Z początku pocałunek był zwyczajny, jednak z każdą stawał się coraz bardziej zachłanny. Doskonale wiedziałam czego chce Harry i choć to może trochę dziwne, ja też tego chciałam. Chłopak przekręcił nas tak, że leżałam na plecach, a on na mnie. Zaczął pogłębiać pocałunek i jego ręce zaczęły błądzić po całym moim ciele. Rzecz jasna nie byłam mu dłużna, zaczęłam jeździć rękami po jego nagiej klacie. Odsunął się na chwilę ode mnie i spojrzał pytająco. Nim zdążył cokolwiek wydusić, uśmiechnęłam się do niego i pokiwałam głową na tak. Wyszczerzył się do mnie w geście radości i wrócił do całowania. Tym razem jego pocałunki stały się brutalniejsze. Dało się w nich wyczuć pożądanie. Po chwili ubrania zaczęły nam obojgu przeszkadzać, więc się ich pozbyliśmy. Chłopak przeniósł się z pocałunkami na szyję i dekolt, nie zaprzestając pieszczenia mojego ciała. Wrócił do całowania moich ust i wszedł we mnie delikatnie. Najpierw poruszał się powoli, ale z każdą sekundą jego ruchy, we mnie były coraz mocniejsze i przyjemniejsze. Jego jądra obijały się o moje pośladki, a jego członek ocierał się o mój punkt G. Oboje zaczęliśmy jęczeć. Harry ponownie złączył nasze usta w pocałunku, by reszta nas nie usłyszała.. Złapał mnie za piersi i poruszał się mocniej.
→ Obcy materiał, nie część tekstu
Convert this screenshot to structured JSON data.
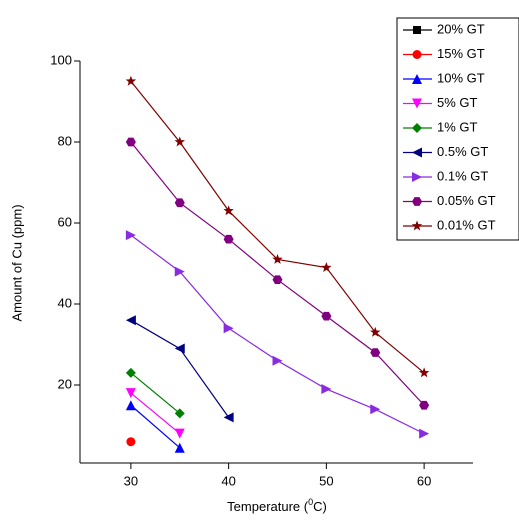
{
  "chart_data": {
    "type": "line",
    "x_label": {
      "text": "Temperature (",
      "sup": "0",
      "end": "C)"
    },
    "y_label": "Amount of Cu (ppm)",
    "x": [
      30,
      35,
      40,
      45,
      50,
      55,
      60
    ],
    "xlim": [
      25,
      65
    ],
    "xticks": [
      30,
      40,
      50,
      60
    ],
    "ylim": [
      0,
      100
    ],
    "yticks": [
      20,
      40,
      60,
      80,
      100
    ],
    "legend": "top-right",
    "series": [
      {
        "name": "20% GT",
        "color": "#000000",
        "marker": "square",
        "values": [
          null,
          null,
          null,
          null,
          null,
          null,
          null
        ]
      },
      {
        "name": "15% GT",
        "color": "#ff0000",
        "marker": "circle",
        "values": [
          6,
          null,
          null,
          null,
          null,
          null,
          null
        ]
      },
      {
        "name": "10% GT",
        "color": "#0000ff",
        "marker": "triangle-up",
        "values": [
          15,
          4.5,
          null,
          null,
          null,
          null,
          null
        ]
      },
      {
        "name": "5% GT",
        "color": "#ff00ff",
        "marker": "triangle-down",
        "values": [
          18,
          8,
          null,
          null,
          null,
          null,
          null
        ]
      },
      {
        "name": "1% GT",
        "color": "#008000",
        "marker": "diamond",
        "values": [
          23,
          13,
          null,
          null,
          null,
          null,
          null
        ]
      },
      {
        "name": "0.5% GT",
        "color": "#000080",
        "marker": "triangle-left",
        "values": [
          36,
          29,
          12,
          null,
          null,
          null,
          null
        ]
      },
      {
        "name": "0.1% GT",
        "color": "#8a2be2",
        "marker": "triangle-right",
        "values": [
          57,
          48,
          34,
          26,
          19,
          14,
          8
        ]
      },
      {
        "name": "0.05% GT",
        "color": "#800080",
        "marker": "hexagon",
        "values": [
          80,
          65,
          56,
          46,
          37,
          28,
          15
        ]
      },
      {
        "name": "0.01% GT",
        "color": "#800000",
        "marker": "star",
        "values": [
          95,
          80,
          63,
          51,
          49,
          33,
          23
        ]
      }
    ]
  }
}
Miałam ogromną ochotę krzyczeć, jednak musiałam się powstrzymywać, gdyż wiedziałam, że nie jesteśmy sami. W pokoju panowała cudowna atmosfera. Nasze ciała ocierały się o siebie. Kiedy poczułam, że za chwilę dojdziemy, wykonał kilka ostatnich pchnięć i wyszedł ze mnie. Spojrzał mi w oczy i przejechał kciukiem po moim policzku odchylając wargę. Przysunął się do mnie, tak, że stykaliśmy się nosami i patrzyliśmy na siebie. Zbliżył swoje usta do moich i subtelnie je pocałował.
- Kocham cię – mruknął.
- Ja ciebie też – odpowiedziałam i wtuliłam się w niego.

*Paula *

Zbliża się południe, a ja wciąż jestem w samej bieliźnie (no i koszuli), zresztą tak jak i Liam. Kiedy już wszystko było w porządku, czyli Julka leżąca w łóżku i będąca pod opieką Nialla, przysunęłam się do Liama i przejechałam ręką po jego klacie.
- Co kocie? - zapytał obejmując mnie.
- Może pójdziemy na górę się ubrać? - zapytałam.
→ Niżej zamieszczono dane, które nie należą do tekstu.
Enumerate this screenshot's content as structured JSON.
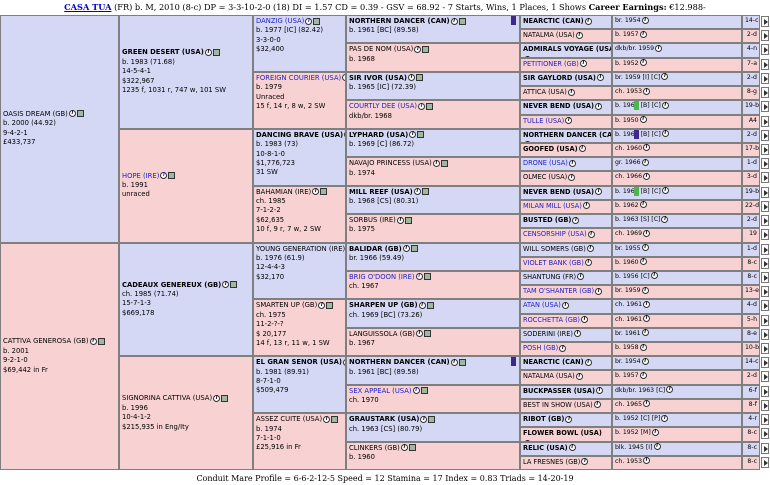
{
  "header": {
    "name": "CASA TUA",
    "details": "(FR) b. M, 2010 (8-c) DP = 3-3-10-2-0 (18) DI = 1.57  CD = 0.39 - GSV = 68.92 - 7 Starts, Wins, 1 Places, 1 Shows",
    "earnings_label": "Career Earnings:",
    "earnings": "€12.988-"
  },
  "footer": "Conduit Mare Profile = 6-6-2-12-5  Speed = 12  Stamina = 17  Index = 0.83  Triads = 14-20-19",
  "gen1": [
    {
      "name": "OASIS DREAM (GB)",
      "lines": [
        "b. 2000 (44.92)",
        "9-4-2-1",
        "£433,737"
      ]
    },
    {
      "name": "CATTIVA GENEROSA (GB)",
      "lines": [
        "b. 2001",
        "9-2-1-0",
        "$69,442 in Fr"
      ]
    }
  ],
  "gen2": [
    {
      "name": "GREEN DESERT (USA)",
      "lines": [
        "b. 1983 (71.68)",
        "14-5-4-1",
        "$322,967",
        "1235 f, 1031 r, 747 w, 101 SW"
      ]
    },
    {
      "name": "HOPE (IRE)",
      "lines": [
        "b. 1991",
        "unraced"
      ]
    },
    {
      "name": "CADEAUX GENEREUX (GB)",
      "lines": [
        "ch. 1985 (71.74)",
        "15-7-1-3",
        "$669,178"
      ]
    },
    {
      "name": "SIGNORINA CATTIVA (USA)",
      "lines": [
        "b. 1996",
        "10-4-1-2",
        "$215,935 in Eng/Ity"
      ]
    }
  ],
  "gen3": [
    {
      "name": "DANZIG (USA)",
      "lines": [
        "b. 1977 [IC] (82.42)",
        "3-3-0-0",
        "$32,400"
      ]
    },
    {
      "name": "FOREIGN COURIER (USA)",
      "lines": [
        "b. 1979",
        "Unraced",
        "15 f, 14 r, 8 w, 2 SW"
      ]
    },
    {
      "name": "DANCING BRAVE (USA)",
      "lines": [
        "b. 1983 (73)",
        "10-8-1-0",
        "$1,776,723",
        "31 SW"
      ]
    },
    {
      "name": "BAHAMIAN (IRE)",
      "lines": [
        "ch. 1985",
        "7-1-2-2",
        "$62,635",
        "10 f, 9 r, 7 w, 2 SW"
      ]
    },
    {
      "name": "YOUNG GENERATION (IRE)",
      "lines": [
        "b. 1976 (61.9)",
        "12-4-4-3",
        "$32,170"
      ]
    },
    {
      "name": "SMARTEN UP (GB)",
      "lines": [
        "ch. 1975",
        "11-2-?-?",
        "$ 20,177",
        "14 f, 13 r, 11 w, 1 SW"
      ]
    },
    {
      "name": "EL GRAN SENOR (USA)",
      "lines": [
        "b. 1981 (89.91)",
        "8-7-1-0",
        "$509,479"
      ]
    },
    {
      "name": "ASSEZ CUITE (USA)",
      "lines": [
        "b. 1974",
        "7-1-1-0",
        "£25,916 in Fr"
      ]
    }
  ],
  "gen4": [
    {
      "name": "NORTHERN DANCER (CAN)",
      "lines": [
        "b. 1961 [BC] (89.58)"
      ]
    },
    {
      "name": "PAS DE NOM (USA)",
      "lines": [
        "b. 1968"
      ]
    },
    {
      "name": "SIR IVOR (USA)",
      "lines": [
        "b. 1965 [IC] (72.39)"
      ]
    },
    {
      "name": "COURTLY DEE (USA)",
      "lines": [
        "dkb/br. 1968"
      ]
    },
    {
      "name": "LYPHARD (USA)",
      "lines": [
        "b. 1969 [C] (86.72)"
      ]
    },
    {
      "name": "NAVAJO PRINCESS (USA)",
      "lines": [
        "b. 1974"
      ]
    },
    {
      "name": "MILL REEF (USA)",
      "lines": [
        "b. 1968 [CS] (80.31)"
      ]
    },
    {
      "name": "SORBUS (IRE)",
      "lines": [
        "b. 1975"
      ]
    },
    {
      "name": "BALIDAR (GB)",
      "lines": [
        "br. 1966 (59.49)"
      ]
    },
    {
      "name": "BRIG O'DOON (IRE)",
      "lines": [
        "ch. 1967"
      ]
    },
    {
      "name": "SHARPEN UP (GB)",
      "lines": [
        "ch. 1969 [BC] (73.26)"
      ]
    },
    {
      "name": "LANGUISSOLA (GB)",
      "lines": [
        "b. 1967"
      ]
    },
    {
      "name": "NORTHERN DANCER (CAN)",
      "lines": [
        "b. 1961 [BC] (89.58)"
      ]
    },
    {
      "name": "SEX APPEAL (USA)",
      "lines": [
        "ch. 1970"
      ]
    },
    {
      "name": "GRAUSTARK (USA)",
      "lines": [
        "ch. 1963 [CS] (80.79)"
      ]
    },
    {
      "name": "CLINKERS (GB)",
      "lines": [
        "b. 1960"
      ]
    }
  ],
  "gen5": [
    {
      "name": "NEARCTIC (CAN)",
      "info": "br. 1954",
      "fam": "14-c"
    },
    {
      "name": "NATALMA (USA)",
      "info": "b. 1957",
      "fam": "2-d"
    },
    {
      "name": "ADMIRALS VOYAGE (USA)",
      "info": "dkb/br. 1959",
      "fam": "4-n"
    },
    {
      "name": "PETITIONER (GB)",
      "info": "b. 1952",
      "fam": "7-a"
    },
    {
      "name": "SIR GAYLORD (USA)",
      "info": "br. 1959 [I] [C]",
      "fam": "2-d"
    },
    {
      "name": "ATTICA (USA)",
      "info": "ch. 1953",
      "fam": "8-g"
    },
    {
      "name": "NEVER BEND (USA)",
      "info": "b. 1960 [B] [C]",
      "fam": "19-b"
    },
    {
      "name": "TULLE (USA)",
      "info": "b. 1950",
      "fam": "A4"
    },
    {
      "name": "NORTHERN DANCER (CAN)",
      "info": "b. 1961 [B] [C]",
      "fam": "2-d"
    },
    {
      "name": "GOOFED (USA)",
      "info": "ch. 1960",
      "fam": "17-b"
    },
    {
      "name": "DRONE (USA)",
      "info": "gr. 1966",
      "fam": "1-d"
    },
    {
      "name": "OLMEC (USA)",
      "info": "ch. 1966",
      "fam": "3-d"
    },
    {
      "name": "NEVER BEND (USA)",
      "info": "b. 1960 [B] [C]",
      "fam": "19-b"
    },
    {
      "name": "MILAN MILL (USA)",
      "info": "b. 1962",
      "fam": "22-d"
    },
    {
      "name": "BUSTED (GB)",
      "info": "b. 1963 [S] [C]",
      "fam": "2-d"
    },
    {
      "name": "CENSORSHIP (USA)",
      "info": "ch. 1969",
      "fam": "19"
    },
    {
      "name": "WILL SOMERS (GB)",
      "info": "br. 1955",
      "fam": "1-d"
    },
    {
      "name": "VIOLET BANK (GB)",
      "info": "b. 1960",
      "fam": "8-c"
    },
    {
      "name": "SHANTUNG (FR)",
      "info": "b. 1956 [C]",
      "fam": "8-c"
    },
    {
      "name": "TAM O'SHANTER (GB)",
      "info": "br. 1959",
      "fam": "13-e"
    },
    {
      "name": "ATAN (USA)",
      "info": "ch. 1961",
      "fam": "4-d"
    },
    {
      "name": "ROCCHETTA (GB)",
      "info": "ch. 1961",
      "fam": "5-h"
    },
    {
      "name": "SODERINI (IRE)",
      "info": "br. 1961",
      "fam": "8-e"
    },
    {
      "name": "POSH (GB)",
      "info": "b. 1958",
      "fam": "10-b"
    },
    {
      "name": "NEARCTIC (CAN)",
      "info": "br. 1954",
      "fam": "14-c"
    },
    {
      "name": "NATALMA (USA)",
      "info": "b. 1957",
      "fam": "2-d"
    },
    {
      "name": "BUCKPASSER (USA)",
      "info": "dkb/br. 1963 [C]",
      "fam": "6-f"
    },
    {
      "name": "BEST IN SHOW (USA)",
      "info": "ch. 1965",
      "fam": "8-f"
    },
    {
      "name": "RIBOT (GB)",
      "info": "b. 1952 [C] [P]",
      "fam": "4-r"
    },
    {
      "name": "FLOWER BOWL (USA)",
      "info": "b. 1952 [M]",
      "fam": "8-c"
    },
    {
      "name": "RELIC (USA)",
      "info": "blk. 1945 [I]",
      "fam": "8-c"
    },
    {
      "name": "LA FRESNES (GB)",
      "info": "ch. 1953",
      "fam": "8-c"
    }
  ]
}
- Mi się tak bardziej podobasz – uśmiechnął się i złączył nasze usta w pocałunek.
- Ty też mi się taki podobasz, ale...
- Zawsze musi być jakieś 'ale' – przerwał mi.
- To nie prawda – broniłam się. - Wracając do tego co mówiłam, nie jesteśmy tu sami i wypadałoby się przystosować. Zaraz wszyscy wstaną i będą się znów docinać.
- Mi to nie przeszkadza – znów mnie pocałował.
- Tak, wiem. Idziemy – pociągnęłam go za rękę w stronę schodów.
- No dobra – mruknął niechętnie i poszliśmy na górę.
Rozeszliśmy się do swoich pokoi. Kiedy weszłam do pokoju zastałam moją siostrę w objęciach Nialla. Całowali się.
- Widzę, że już ci lepiej – skomentowałam, a przerażony Niall oderwał się od Julki.
- Ymm... Sorki – mruknął i się zarumienił.
- Po co przyszłaś? - zapytała wrogo Julka.
Pokazałam rękami na siebie i dodałam:
- Nie będę tak paradować przez cały dzień. Przyszłam się przebrać, ale spoko, wezmę tylko ciuchy i pójdę do Liama.
- Okej – mruknęła Julka i znów zaczęła się całować z Niallem.
Zauważyłam, że chłopak próbuje się jej wyrwać, zapewne ze względu na mnie, dlatego podeszłam do szafy, wzięłam pierwsze lepsze ciuchy i zostawiłam ich samych. Kiedy znalazłam się pod drzwiami do pokoju Liama, delikatnie zapukałam.
- Kto tam? - krzyknął.
- Ja – odkrzyknęłam.
Po chwili drzwi się otworzyły i ujrzałam w nich Liama ubranego jedynie w ręcznik. Chłopak wpuścił mnie do pokoju i zamknął drzwi na klucz.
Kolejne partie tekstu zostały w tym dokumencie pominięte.